O padre César Garcia foi afastado das atividades da Paróquia São Leopoldo, em Goiânia (GO), por ter abençoado um casamento gay. A decisão do afastamento foi comunicada pelo arcebispo de Goiânia, dom Washington Cruz, que emitiu uma nota na terça-feira (10) sobre o caso.

O casamento entre os arquitetos Leo Romano e Marcelo Trento aconteceu em 20 de maio na residência do casal. O padre estava presente e abençoou a união civil entre os dois homens que se relacionam há 11 anos.

O padre se defende dizendo que estava ali como amigo dos noivos e que não estava representando a Igreja Católica, que não aceita a união entre pessoas do mesmo sexo. Ele disse ainda que no dia nem estava usando a batina, estando com vestes normais como os outros convidados.

“Eles não pediram sacramento, não pediram nada disso, pediram uma oração”, diz o Padre César. Ele afirmou ao G1 que apenas rezou o Salmo 83 da Bíblia e fez um discurso sobre a “grandeza do amor e o respeito às pessoas”.

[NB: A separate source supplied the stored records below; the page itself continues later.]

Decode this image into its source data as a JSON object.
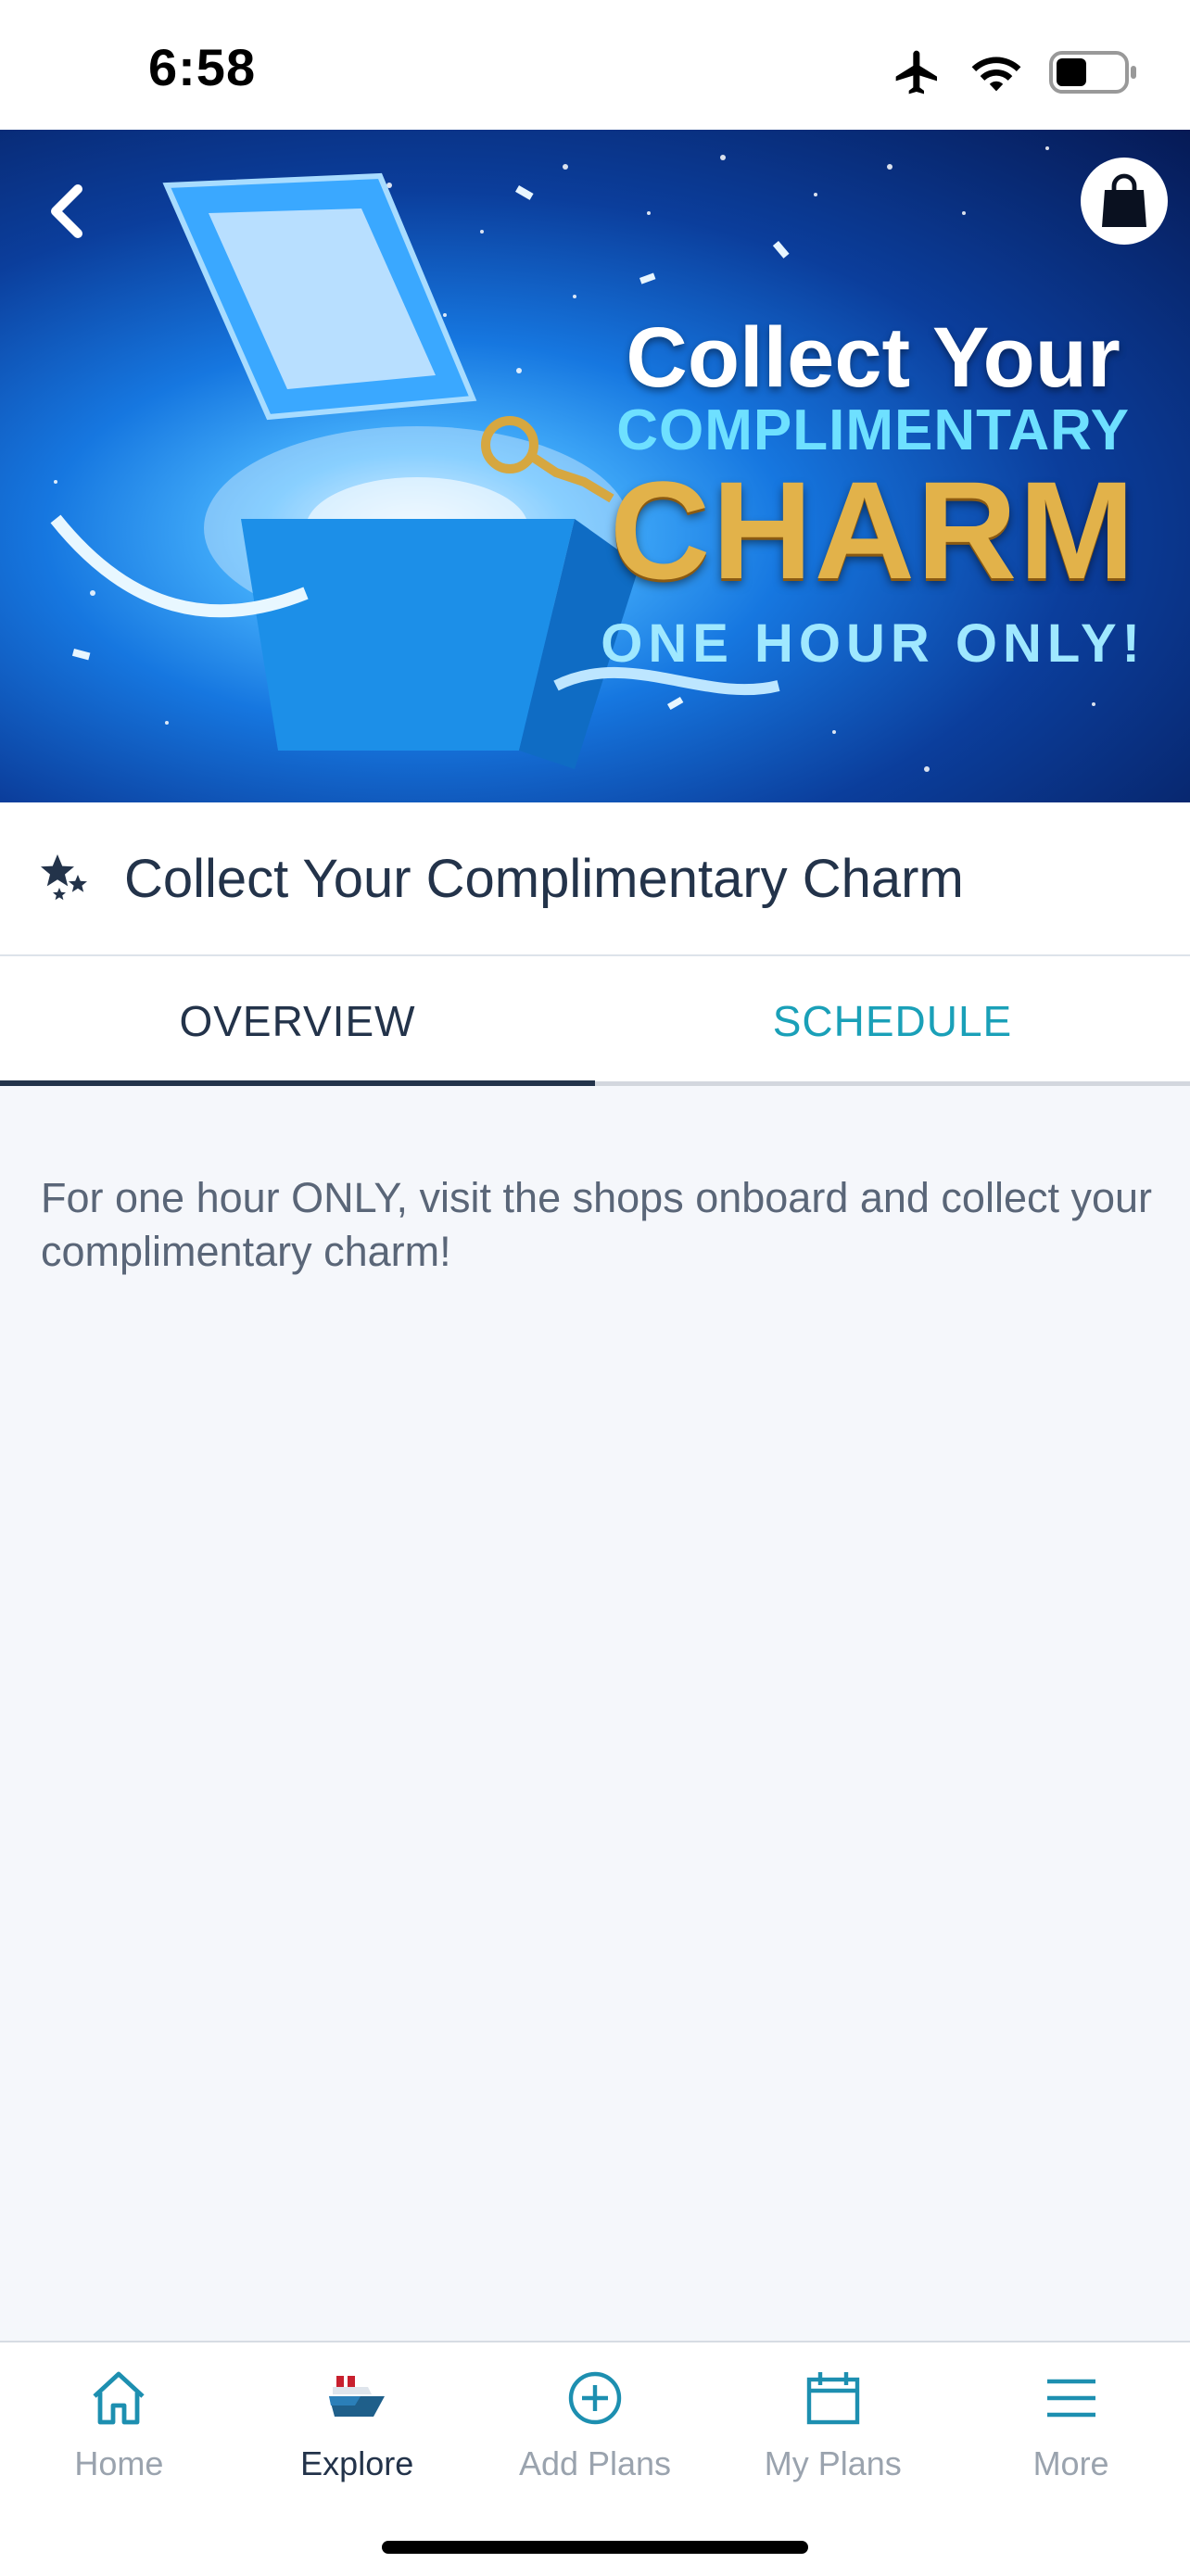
{
  "status_bar": {
    "time": "6:58",
    "icons": [
      "airplane-icon",
      "wifi-icon",
      "battery-icon"
    ]
  },
  "hero": {
    "line1": "Collect Your",
    "line2": "COMPLIMENTARY",
    "line3": "CHARM",
    "line4": "ONE HOUR ONLY!",
    "icons": [
      "back-chevron-icon",
      "shopping-bag-icon"
    ]
  },
  "title": {
    "text": "Collect Your Complimentary Charm",
    "icon": "stars-icon"
  },
  "tabs": [
    {
      "label": "OVERVIEW",
      "active": true
    },
    {
      "label": "SCHEDULE",
      "active": false
    }
  ],
  "content": {
    "description": "For one hour ONLY, visit the shops onboard and collect your complimentary charm!"
  },
  "nav": {
    "items": [
      {
        "label": "Home",
        "icon": "home-icon",
        "active": false
      },
      {
        "label": "Explore",
        "icon": "ship-icon",
        "active": true
      },
      {
        "label": "Add Plans",
        "icon": "plus-circle-icon",
        "active": false
      },
      {
        "label": "My Plans",
        "icon": "calendar-icon",
        "active": false
      },
      {
        "label": "More",
        "icon": "menu-icon",
        "active": false
      }
    ]
  },
  "colors": {
    "primary": "#23334a",
    "accent": "#1aa0b8",
    "icon": "#1d8fb0",
    "background": "#f5f7fb"
  }
}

As fotos da celebração foram divulgadas e chegou ao conhecimento da Igreja que resolveu afastá-lo até que o caso seja investigado. Um processo canônico foi aberto no Tribunal Eclesiástico de Goiânia para apurar se o padre feriu ou não as ordens da igreja.

A igreja acredita que a participação do padre na cerimônia, mesmo sendo apenas um convidado, levanta margens para interpretações errôneas a respeito do posicionamento da igreja para relações homoafetivas.

“A presença do padre César vai contra as convicções da Igreja Católica”, disse o padre e professor de teologia moral Luiz Henrique Brandão, representante da Arquidiocese de Goiânia ao G1. “Nesse caso, se houver possibilidade de confusão, é melhor que aquela bênção não fosse feita justamente para se evitar em quem recebe e em quem participa dela, uma confusão”, completa.

O padre César contesta e diz que a benção não deve ser negada. “Nós entendemos que todos somos filhos de Deus e merecemos uma benção. Não se nega benção a ninguém”, diz.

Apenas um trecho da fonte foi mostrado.